CEO DaeWon Kim sounded, "It takes more time and money to develop gene therapies compared to other types of drugs, but it has higher chance of success once it enters the clinical development stage." “Therefore, it is not reasonable to mechanically compare and evaluate the gene therapy with other drugs in the maturity evaluation of a new drug development project,” he explained.

In other words, for gene therapies that are under development strictly attaining global standards, even if the project is in the early stages, it is binding to establish an awareness that appreciates objective excellence and success potential.

■Nkx3.2, higher potential as a disease modifying OA drug (DMOAD)

An ICM official mentioned 'ICM-203' as the most advanced product among its gene therapy products with Nkx3.2. He presented that ICM-203 demonstrated the ability to regenerate damaged cartilage and inhibit inflammation in the preclinical (animal test) stage, delivering the possibility of success as an disease modifying OA drug (DMOAD).

DMOAD (Disease Modifying Osteoarthritis Drug) refers to a drug that fundamentally treats arthritis by improving the symptoms of osteoarthritis as well as joint function. Currently, there are no drugs officially approved by regulatory authorities such as DMOAD. Therefore, ICM is presently conducting a 1/2a clinical trial in Australia and is planning to file an IND application to US FDA this year.

■Pipeline expansion to gene therapies for retinal degeneration and hearing losses.

Currently, there is no adequate therapeutic solution for many retinal diseases accompanying retinal degeneration, other than slowing the progression by inhibiting the formation of new blood vessels. In addition, the development of a therapeutic agent with a new mechanism of action for patients who do not respond to anti-VEGF (anti-vascular endothelial growth factor) is also urgently required.

ICM's 'ICM-RD' demonstrated the activities such as ▲viability improvement of Retinal Pigment Epithelial Cells (RPE) ▲relief of retinal inflammation ▲inhibition of new blood vessel formation. Diverse animal experiments with Candidate substances that are expected to have therapeutic effects on degenerative retinal diseases through a new mechanism of action are currently underway to verify preclinical efficacy.

In addition, 'conductive hearing loss’ is a disease in which a person cannot hear sound due to a problem in the outer or middle ear.
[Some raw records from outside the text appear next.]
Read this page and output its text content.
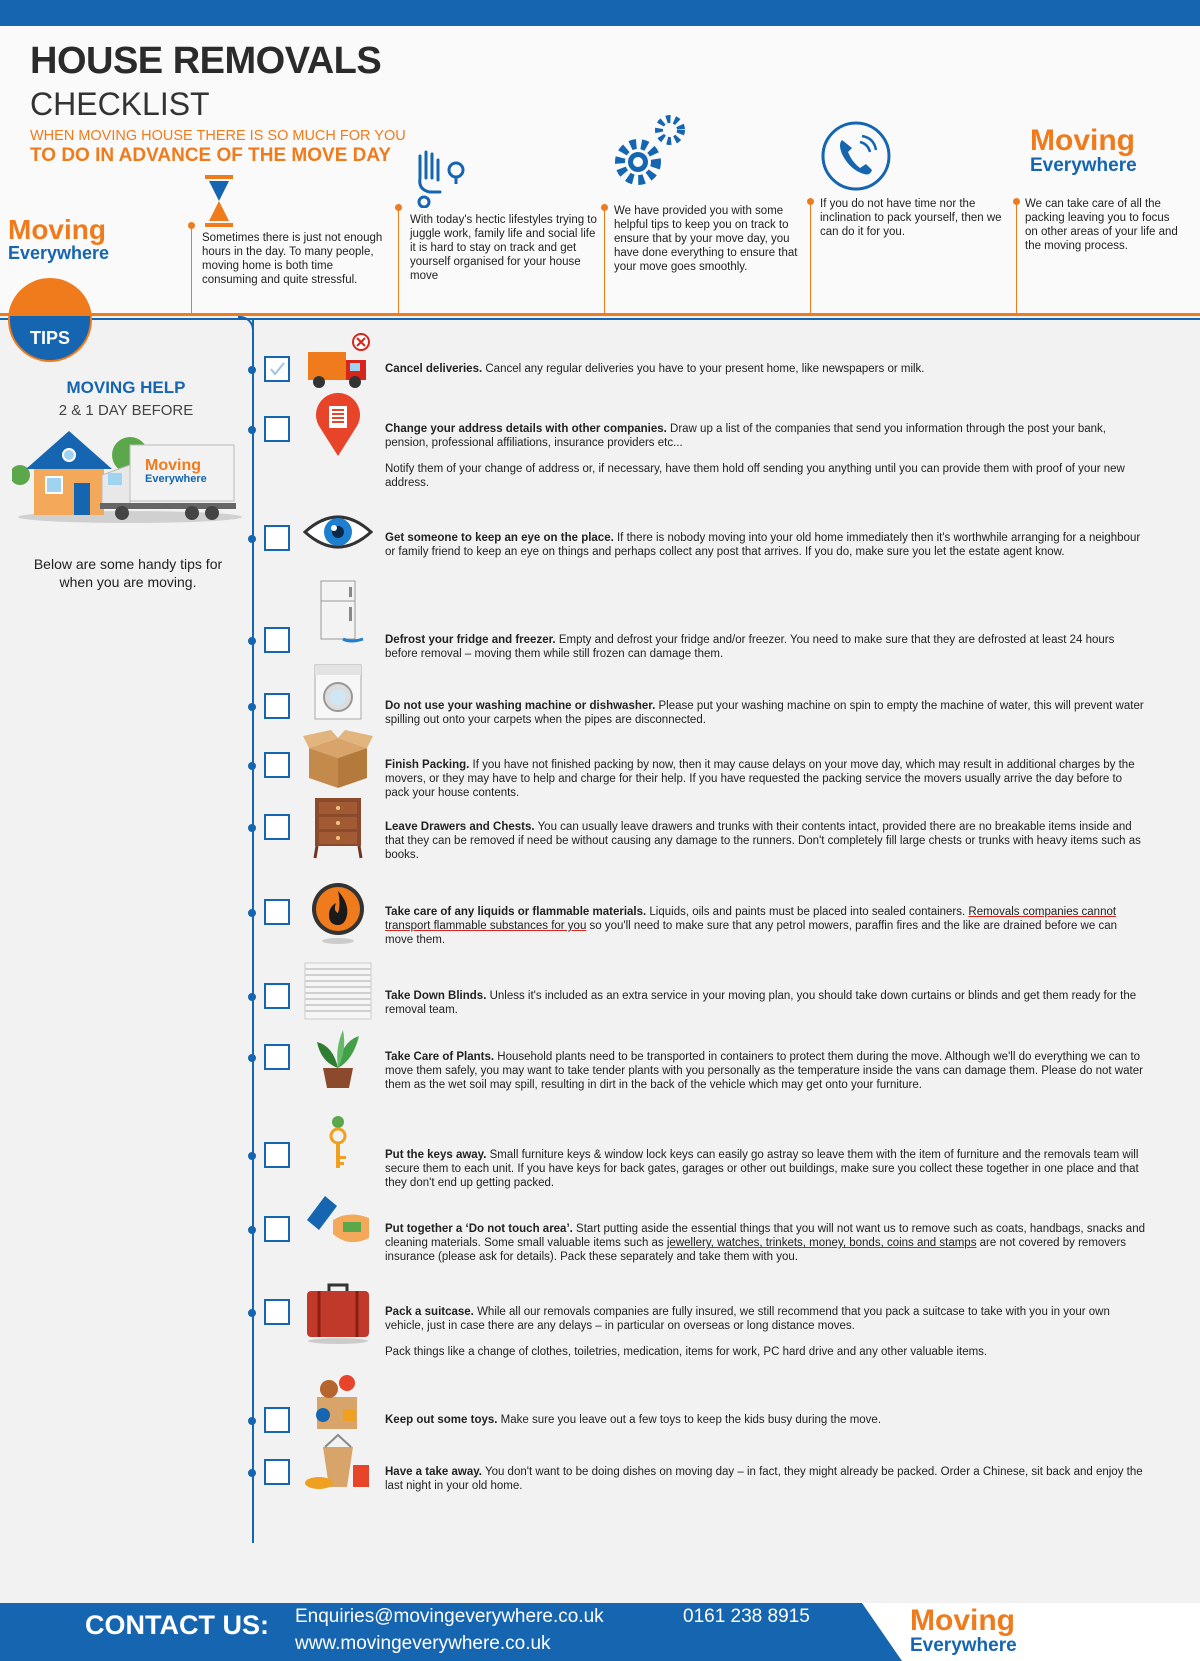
HOUSE REMOVALS
CHECKLIST
WHEN MOVING HOUSE THERE IS SO MUCH FOR YOU
TO DO IN ADVANCE OF THE MOVE DAY
Moving
Everywhere
Moving
Everywhere
Sometimes there is just not enough hours in the day. To many people, moving home is both time consuming and quite stressful.
With today's hectic lifestyles trying to juggle work, family life and social life it is hard to stay on track and get yourself organised for your house move
We have provided you with some helpful tips to keep you on track to ensure that by your move day, you have done everything to ensure that your move goes smoothly.
If you do not have time nor the inclination to pack yourself, then we can do it for you.
We can take care of all the packing leaving you to focus on other areas of your life and the moving process.
TIPS
MOVING HELP
2 & 1 DAY BEFORE
Moving
Everywhere
Below are some handy tips for when you are moving.
Cancel deliveries. Cancel any regular deliveries you have to your present home, like newspapers or milk.
Change your address details with other companies. Draw up a list of the companies that send you information through the post your bank, pension, professional affiliations, insurance providers etc...
Notify them of your change of address or, if necessary, have them hold off sending you anything until you can provide them with proof of your new address.
Get someone to keep an eye on the place. If there is nobody moving into your old home immediately then it's worthwhile arranging for a neighbour or family friend to keep an eye on things and perhaps collect any post that arrives. If you do, make sure you let the estate agent know.
Defrost your fridge and freezer. Empty and defrost your fridge and/or freezer. You need to make sure that they are defrosted at least 24 hours before removal – moving them while still frozen can damage them.
Do not use your washing machine or dishwasher. Please put your washing machine on spin to empty the machine of water, this will prevent water spilling out onto your carpets when the pipes are disconnected.
Finish Packing. If you have not finished packing by now, then it may cause delays on your move day, which may result in additional charges by the movers, or they may have to help and charge for their help. If you have requested the packing service the movers usually arrive the day before to pack your house contents.
Leave Drawers and Chests. You can usually leave drawers and trunks with their contents intact, provided there are no breakable items inside and that they can be removed if need be without causing any damage to the runners. Don't completely fill large chests or trunks with heavy items such as books.
Take care of any liquids or flammable materials. Liquids, oils and paints must be placed into sealed containers. Removals companies cannot transport flammable substances for you so you'll need to make sure that any petrol mowers, paraffin fires and the like are drained before we can move them.
Take Down Blinds. Unless it's included as an extra service in your moving plan, you should take down curtains or blinds and get them ready for the removal team.
Take Care of Plants. Household plants need to be transported in containers to protect them during the move. Although we'll do everything we can to move them safely, you may want to take tender plants with you personally as the temperature inside the vans can damage them. Please do not water them as the wet soil may spill, resulting in dirt in the back of the vehicle which may get onto your furniture.
Put the keys away. Small furniture keys & window lock keys can easily go astray so leave them with the item of furniture and the removals team will secure them to each unit. If you have keys for back gates, garages or other out buildings, make sure you collect these together in one place and that they don't end up getting packed.
Put together a ‘Do not touch area’. Start putting aside the essential things that you will not want us to remove such as coats, handbags, snacks and cleaning materials. Some small valuable items such as jewellery, watches, trinkets, money, bonds, coins and stamps are not covered by removers insurance (please ask for details). Pack these separately and take them with you.
Pack a suitcase. While all our removals companies are fully insured, we still recommend that you pack a suitcase to take with you in your own vehicle, just in case there are any delays – in particular on overseas or long distance moves.
Pack things like a change of clothes, toiletries, medication, items for work, PC hard drive and any other valuable items.
Keep out some toys. Make sure you leave out a few toys to keep the kids busy during the move.
Have a take away. You don't want to be doing dishes on moving day – in fact, they might already be packed. Order a Chinese, sit back and enjoy the last night in your old home.
CONTACT US: Enquiries@movingeverywhere.co.uk
www.movingeverywhere.co.uk
0161 238 8915	Moving
Everywhere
It can be treated by reconstruction of the structure through surgery. However, there is no cure for 'sensory hearing loss' other than wearing a hearing aid or cochlear implant.

CEO DaeWon Kim stated, "Until now, it has not been manageable for conventional synthetic compounds to reach the inner ear, but we anticipate that the therapeutic gene can be delivered directly to the target cells for the optimal outcome in the future"

Currently, no of clinical trials involving AAV gene therapy is growing worldwide, and most of the clinical studies (over 80%) are in phase 1 or phase 1/2. Not only domestic biotech companies but also large companies are now leaping into the development of AAV gene therapy products through strategic investment and technology transfer.

DaeWon Kim, CEO of ICM, emphasized, “In the future, ICM will continue to expand its R&D capabilities targeting various degenerative diseases and contribute to the development of innovative novel drugs to overcome degenerative diseases.”